In March 2016 I signed on with the Bryan County News as assistant editor and I’ve loved every minute of it. My “first” newspaper career, in the late 80s and early 90s, was great. But when I left it to work in politics and later with a free-market think tank, I never pictured myself as an ink-stained wretch again.

Like they say, never say never.

During my time here at the News, I’ve covered everything that came along. That’s one big difference between working for a weekly as opposed to a daily paper. Reporters at a daily paper have a “beat” to cover. At a weekly paper like this, you cover … life. Sports, features, government meetings, crime, fundraisers, parades, festivals, successes, failures and everything in between. Oh, and hurricanes. Two of them. I’ll take a winter blizzard over that any day.

Along the way I’ve met a lot of great people. Volunteers, business owners, pastors, students, athletes, teachers, coaches, co-workers, first responders, veterans, soldiers and yes, even some politicians.

And I learned that the same adrenalin rush from covering “breaking news” that I experienced right out of college is still just as exciting nearly 30 years later.

With as much as I’ve written about the population increase and traffic problems, at least for a few short minutes my departure means there will be one less vehicle clogging up local roads. At least until I pass three or four moving vans headed this way as I get on northbound I-95.

The hub-bub over growth here can be humorous, unintentional and ironic all at once. We often get comments on our Facebook page that go something like this: “I’ve lived here for (usually less than five years) and the growth is out of control! We need a moratorium on new construction.”

It’s like people who move into phase I of “Walden Woods” subdivision after all the trees are cleared out and then complain about trees being cut down for phase II.

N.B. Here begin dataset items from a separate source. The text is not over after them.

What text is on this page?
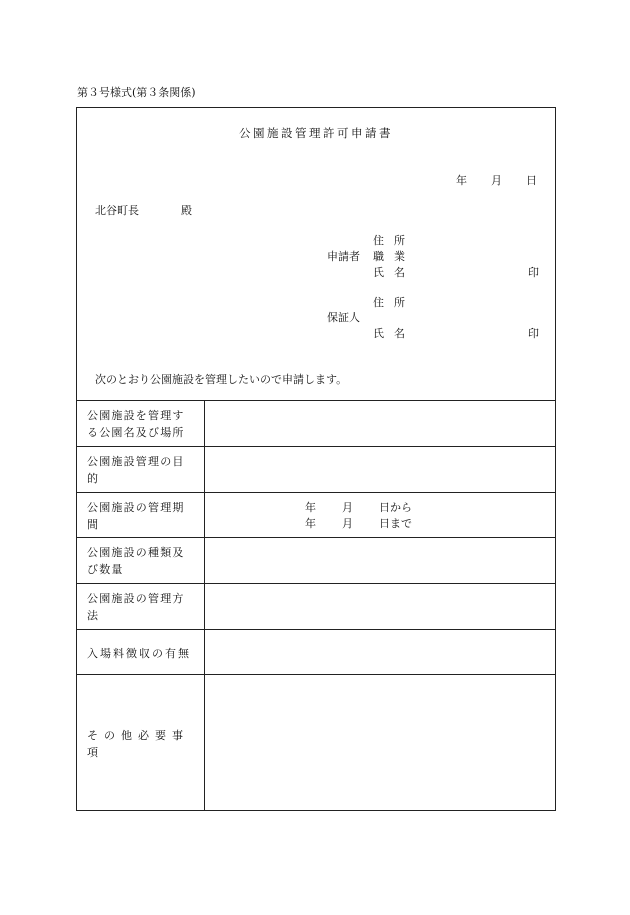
第３号様式(第３条関係)
公園施設管理許可申請書
年 月 日
北谷町長	殿
申請者
住所
職業
氏名	印
保証人
住所
氏名	印
次のとおり公園施設を管理したいので申請します。
公園施設を管理す
る公園名及び場所
公園施設管理の目
的
公園施設の管理期
間
年 月 日から
年 月 日まで
公園施設の種類及
び数量
公園施設の管理方
法
入場料徴収の有無
その他必要事項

Bryan County will always hold a special place in my heart and I definitely plan on visiting again someday. My hope is that my boss, Jeff Whitten (one of the best I’ve ever had), will let me continue to be part of the Pembroke Mafia Football League from afar. If the Corleone family could expand to Vegas, there’s no reason the PMFL can’t expand to Michigan.

But the main reason I want to return someday is about that traffic issue. After all, I’ll need to see it with my own eyes before I’ll believe that Highway 144 actually got widened.